Because most tumor-associated macrophages in glioblastoma are tumor-promoting and have lost their ability to phagocytose tumor cells, the investigators explored whether they could identify molecules that reprogram macrophages to become capable of engulfing cancer cells by the process of phagocytosis.
The project started out with an unbiased small molecule screen using induced pluripotent stem cell (iPSC)-derived macrophages labeled with transgenic GFP (green fluorescent protein) co-cultured with glioma cells labeled with a red fluorescent protein called tdTomato. The screen was designed to identify molecules that could reprogram the macrophages to activate macrophage phagocytosis of glioma cells.
The small molecule MK-8931 (verubecestat), an inhibitor of beta-secretase 1 (BACE1), was identified as possessing potent activities stimulating macrophages to phagocytose cancer cells.
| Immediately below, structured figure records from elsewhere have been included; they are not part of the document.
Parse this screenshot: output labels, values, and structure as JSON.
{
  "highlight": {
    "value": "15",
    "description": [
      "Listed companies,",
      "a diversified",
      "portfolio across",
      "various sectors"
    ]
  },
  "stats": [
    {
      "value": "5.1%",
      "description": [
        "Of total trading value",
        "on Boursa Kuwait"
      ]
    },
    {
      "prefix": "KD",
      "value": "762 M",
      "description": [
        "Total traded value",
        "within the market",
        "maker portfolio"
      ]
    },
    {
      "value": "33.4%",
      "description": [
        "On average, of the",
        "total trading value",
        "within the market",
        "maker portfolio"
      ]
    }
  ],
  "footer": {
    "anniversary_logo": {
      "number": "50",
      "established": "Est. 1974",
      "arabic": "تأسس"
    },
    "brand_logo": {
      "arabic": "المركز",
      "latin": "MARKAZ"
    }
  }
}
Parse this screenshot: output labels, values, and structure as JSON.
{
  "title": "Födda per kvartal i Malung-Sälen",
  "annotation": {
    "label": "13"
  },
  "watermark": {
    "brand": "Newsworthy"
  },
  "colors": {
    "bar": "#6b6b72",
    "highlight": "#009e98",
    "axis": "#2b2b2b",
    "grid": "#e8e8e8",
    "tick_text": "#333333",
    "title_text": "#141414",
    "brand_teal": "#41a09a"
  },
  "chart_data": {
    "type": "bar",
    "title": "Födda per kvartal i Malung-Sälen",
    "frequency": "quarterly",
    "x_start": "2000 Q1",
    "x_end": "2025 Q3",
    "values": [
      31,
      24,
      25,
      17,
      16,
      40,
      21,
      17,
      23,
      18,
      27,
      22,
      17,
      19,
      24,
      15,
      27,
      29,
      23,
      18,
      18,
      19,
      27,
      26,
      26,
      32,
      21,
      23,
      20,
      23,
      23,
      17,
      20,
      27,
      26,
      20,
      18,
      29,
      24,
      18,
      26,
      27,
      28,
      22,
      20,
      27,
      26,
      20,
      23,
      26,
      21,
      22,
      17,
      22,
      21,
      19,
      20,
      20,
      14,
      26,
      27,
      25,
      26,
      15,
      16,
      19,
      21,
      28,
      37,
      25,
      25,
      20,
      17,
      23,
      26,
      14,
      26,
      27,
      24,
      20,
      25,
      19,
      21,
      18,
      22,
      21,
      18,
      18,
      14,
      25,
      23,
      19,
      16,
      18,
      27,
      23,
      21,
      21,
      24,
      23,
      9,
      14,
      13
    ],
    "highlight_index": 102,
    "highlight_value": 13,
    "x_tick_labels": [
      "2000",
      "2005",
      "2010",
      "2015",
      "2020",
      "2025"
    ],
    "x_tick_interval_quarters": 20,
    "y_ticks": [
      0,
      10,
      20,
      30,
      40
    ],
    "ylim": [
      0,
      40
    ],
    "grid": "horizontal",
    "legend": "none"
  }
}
Principal investigator Shideng Bao, PhD, Director at the Center for Cancer Stem Cell Research, Lerner Research Institute, Cleveland Clinic, told BioWorld Science, "Several BACE1 inhibitors including MK-8931 have been developed for Alzheimer's disease. These inhibitors have been shown to be safe for humans in clinical trials, and they penetrate the blood-brain barrier well. These inhibitors could be potentially streamlined for cancer therapy, especially for treatment of lethal cancers including glioblastoma and brain metastases." MK-8931 was the first BACE1 inhibitor that proceeded to phase III trials.
The researchers demonstrated that inhibition of BACE1 with MK-8931 promoted macrophage phagocytosis of tumor cells and suppressed growth of malignant tumors including glioblastoma. Moreover, radiation enhanced macrophage infiltration into glioblastoma and synergized with MK-8931 treatment.
To date, the transmembrane protease BACE1 (also known as beta-site amyloid precursor protein cleaving enzyme 1), had been most prominently appreciated in the context of Alzheimer's disease since it catalyzes the reaction producing precursor part of the hallmark diagnostic feature of Alzheimer's, beta-amyloid associated plaques. However, this new discovery suggested that BACE1 may play a role in controlling the specification of macrophage to subtypes controlling tumor growth and progression.
Accordingly, the investigators performed BACE1 loss-of-function studies using short hairpin RNA to eliminate BACE1 protein expression and determined that BACE1 was required for maintaining the tumor-supportive macrophages via the trans IL-6-STAT3 signaling.
Inhibition of BACE1 with MK-8931 promoted the reprograming of tumor promoting macrophages to tumor-suppressive macrophages, which suppressed malignant growth and extended the survival of animal models of glioblastoma xenografts derived from human glioblastoma cells.
Next investigators plan to perform more preclinical studies in other models of malignant tumors and also plan to initiate a clinical trial using MK-8931 alone or in combination with radiation for glioblastoma treatment at Cleveland Clinic.
Bao's team has been focused for over a decade on the long-term goal to develop effective novel therapeutics to significantly improve the treatment for highly lethal tumors such as glioblastoma and brain metastases.Bao emphasized that, "Although these BACE1 inhibitors were not effective for treating AD in clinical trials, repurposing these drugs for cancer treatment should be straightforward. Our study offers a promising therapeutic approach to enhance the macrophage-based therapy for malignant tumors."